To determine the maximum radius \( r \) of a needle that can float on a liquid with surface tension \( \sigma \), we can follow these steps: ### Step-by-Step Solution: 1. **Understand the Forces Acting on the Needle**: - The needle experiences a downward gravitational force due to its weight, \( mg \). - The upward force due to surface tension acts along the length of the needle. For a needle of length \( L \), the surface tension force can be expressed as \( 2\sigma L \) (considering both sides of the needle). 2. **Establish the Balance of Forces**: - For the needle to float, the upward force due to surface tension must balance the downward gravitational force: \[ 2\sigma L \cos \theta = mg \] - Here, \( \theta \) is the angle between the needle and the surface of the liquid. 3. **Express the Mass of the Needle**: - The mass \( m \) of the needle can be expressed in terms of its density \( \rho \) and volume. For a cylindrical needle, the volume \( V \) is given by: \[ V = \pi r^2 L \] - Therefore, the mass is: \[ m = \rho V = \rho \pi r^2 L \] 4. **Substitute the Mass into the Force Balance Equation**: - Substituting \( m \) into the force balance equation gives: \[ 2\sigma L \cos \theta = \rho \pi r^2 L g \] 5. **Cancel Common Terms**: - Cancel \( L \) from both sides (assuming \( L \neq 0 \)): \[ 2\sigma \cos \theta = \rho \pi r^2 g \] 6. **Rearrange to Solve for \( r^2 \)**: - Rearranging the equation for \( r^2 \): \[ r^2 = \frac{2\sigma \cos \theta}{\rho \pi g} \] 7. **Determine the Maximum Radius**: - To find the maximum radius \( r \), we need to maximize \( r^2 \).
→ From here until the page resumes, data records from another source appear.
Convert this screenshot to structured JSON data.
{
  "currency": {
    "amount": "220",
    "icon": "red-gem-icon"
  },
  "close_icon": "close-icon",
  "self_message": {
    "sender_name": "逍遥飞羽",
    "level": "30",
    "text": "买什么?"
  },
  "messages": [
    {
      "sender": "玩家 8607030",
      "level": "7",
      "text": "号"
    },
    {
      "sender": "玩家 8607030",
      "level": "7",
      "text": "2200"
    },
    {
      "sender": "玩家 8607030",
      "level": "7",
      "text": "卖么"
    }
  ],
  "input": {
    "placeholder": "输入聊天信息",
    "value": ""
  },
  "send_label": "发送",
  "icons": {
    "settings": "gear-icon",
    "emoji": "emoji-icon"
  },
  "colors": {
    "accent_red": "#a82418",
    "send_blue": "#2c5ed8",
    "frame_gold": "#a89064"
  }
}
The maximum value of \( \cos \theta \) is 1 (when the needle is horizontal): \[ r^2_{\text{max}} = \frac{2\sigma \cdot 1}{\rho \pi g} = \frac{2\sigma}{\rho \pi g} \] - Therefore, the maximum radius \( r \) is: \[ r_{\text{max}} = \sqrt{\frac{2\sigma}{\rho \pi g}} \] ### Final Answer: The needle will float on a liquid of surface tension \( \sigma \) if its radius \( r \) is less than or equal to: \[ r \leq \sqrt{\frac{2\sigma}{\rho \pi g}} \]